Shift work and diabetes mellitus: a meta-analysis of observational studies
- Yong Gan1,
- Chen Yang1,
- Xinyue Tong1,
- Huilian Sun1,
- Yingjie Cong1,
- Xiaoxu Yin1,
- Liqing Li1,2,
- Shiyi Cao1,
- Xiaoxin Dong1,
- Yanhong Gong1,
- Oumin Shi1,
- Jian Deng1,
- Huashan Bi1,
- Zuxun Lu1
- 1School of Public Health, Tongji Medical College, Huazhong University of Science and Technology, Wuhan, Hubei, China
- 2School of Economics and Management, Jiangxi Science and Technology Normal University, Nanchang, Jiangxi, China
- Correspondence to Professor Zuxun Lu, No. 13 Hangkong Road, Wuhan 430030, China;
- Received 10 February 2014
- Revised 2 May 2014
- Accepted 25 May 2014
- Published Online First 16 July 2014
Background Observational studies suggest that shift work may be associated with diabetes mellitus (DM). However, the results are inconsistent. No systematic reviews have applied quantitative techniques to compute summary risk estimates.
Objectives To conduct a meta-analysis of observational studies assessing the association between shift work and the risk of DM.

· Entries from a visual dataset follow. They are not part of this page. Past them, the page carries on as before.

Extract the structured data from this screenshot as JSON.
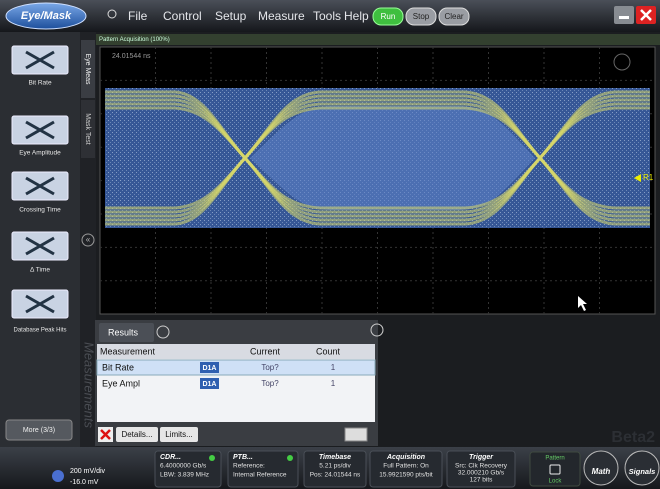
{
  "app": {
    "title": "Eye/Mask"
  },
  "menu": [
    "File",
    "Control",
    "Setup",
    "Measure",
    "Tools",
    "Help"
  ],
  "controls": [
    "Run",
    "Stop",
    "Clear"
  ],
  "status_strip": "Pattern Acquisition (100%)",
  "sidebar": {
    "buttons": [
      "Bit Rate",
      "Eye Amplitude",
      "Crossing Time",
      "Δ Time",
      "Database Peak Hits"
    ],
    "more": "More (3/3)"
  },
  "tabs": [
    "Eye Meas",
    "Mask Test"
  ],
  "watermark_tab": "Measurements",
  "display": {
    "position": "24.01544 ns",
    "marker": "R1"
  },
  "results": {
    "title": "Results",
    "columns": [
      "Measurement",
      "Current",
      "Count"
    ],
    "rows": [
      {
        "name": "Bit Rate",
        "source": "D1A",
        "current": "Top?",
        "count": 1
      },
      {
        "name": "Eye Ampl",
        "source": "D1A",
        "current": "Top?",
        "count": 1
      }
    ],
    "buttons": [
      "Details...",
      "Limits..."
    ]
  },
  "bottom": {
    "channel": [
      "200 mV/div",
      "-16.0 mV"
    ],
    "cdr": {
      "title": "CDR...",
      "lines": [
        "6.4000000 Gb/s",
        "LBW: 3.839 MHz"
      ]
    },
    "ptb": {
      "title": "PTB...",
      "lines": [
        "Reference:",
        "Internal Reference"
      ]
    },
    "timebase": {
      "title": "Timebase",
      "lines": [
        "5.21 ps/div",
        "Pos: 24.01544 ns"
      ]
    },
    "acquisition": {
      "title": "Acquisition",
      "lines": [
        "Full Pattern: On",
        "15.9921590 pts/bit"
      ]
    },
    "trigger": {
      "title": "Trigger",
      "lines": [
        "Src: Clk Recovery",
        "32.000210 Gb/s",
        "127 bits"
      ]
    },
    "pattern": {
      "title": "Pattern",
      "status": "Lock"
    },
    "buttons": [
      "Math",
      "Signals"
    ]
  },
  "watermark": "Beta2"
}
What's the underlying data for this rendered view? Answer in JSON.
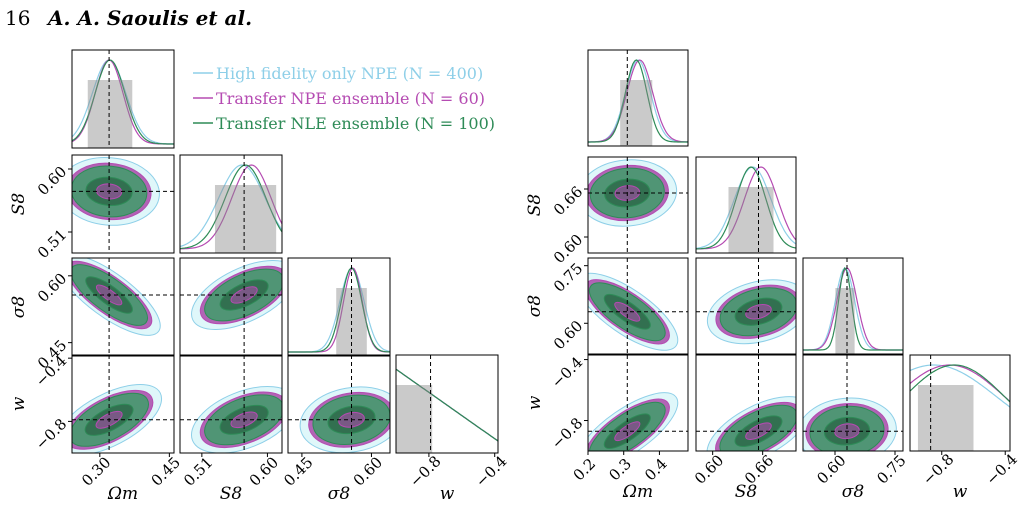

Methods Relevant studies were identified by a search of PubMed, Embase, Web of Science and ProQuest Dissertation and Theses databases to April 2014. We also reviewed reference lists from retrieved articles. We included observational studies that reported OR with 95% CIs for the association between shift work and the risk of DM. Two authors independently extracted data and assessed the study quality.
Results Twelve studies with 28 independent reports involving 226 652 participants and 14 595 patients with DM were included. A pooled adjusted OR for the association between ever exposure to shift work and DM risk was 1.09 (95% CI 1.05 to 1.12; p=0.014; I2=40.9%). Subgroup analyses suggested a stronger association between shift work and DM for men (OR=1.37, 95% CI 1.20 to 1.56) than for women (OR=1.09, 95% CI 1.04 to 1.14) (p for interaction=0.01). All shift work schedules with the exception of mixed shifts and evening shifts were associated with a statistically higher risk of DM than normal daytime schedules, and the difference among those shift work schedules was significant (p for interaction=0.04).
Conclusions Shift work is associated with an increased risk of DM. The increase was significantly higher among men and the rotating shift group, which warrants further studies.